I’m writing this post from the corner table of the upper floor of the student union building, which incidentally is where I seem to spend most of time, whilst arguing with a friend who hasn’t been to a lecture this semester about attendance. And I’m struck by the sudden realisation that this year, the first year of my degree, is all but over.
I have a week left. One week of lectures, and seminars, and spending evenings laughing until I cry with my flatmates. One week and then Easter. Easter and then exams. And thats it. Year 2.
I am one week, and one exam away from being a third of the way through my degree.
I’m thinking back on the A’level student I was and realising I must have grown up quite a bit, but I’m also thinking of the 2nd years I used to work with who treat me like a child, and I can’t help but think, maybe both are wrong. I’ve definitely changed, grown up perhaps, but I don’t feel older, I don’t even really feel more capable.

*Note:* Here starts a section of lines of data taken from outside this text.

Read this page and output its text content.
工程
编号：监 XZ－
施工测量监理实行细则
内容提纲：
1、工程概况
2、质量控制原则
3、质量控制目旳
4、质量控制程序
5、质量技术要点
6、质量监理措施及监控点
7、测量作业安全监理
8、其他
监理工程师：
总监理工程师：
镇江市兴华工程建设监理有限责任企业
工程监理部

I feel… OK. And I also don’t feel like a child, I don’t feel like I’m gonna come back in September and be able to treat first years like infants. Cause we’re not all that different.
I guess what I getting at here is that, next year is the second year of living independently, of being in charge of myself and my life. Next year I move into a house I found and signed for. Next year counts. And I honestly can’t wait for it. Yet, I feel like I’m not old enough, or capable enough, or adult enough for that to be happening.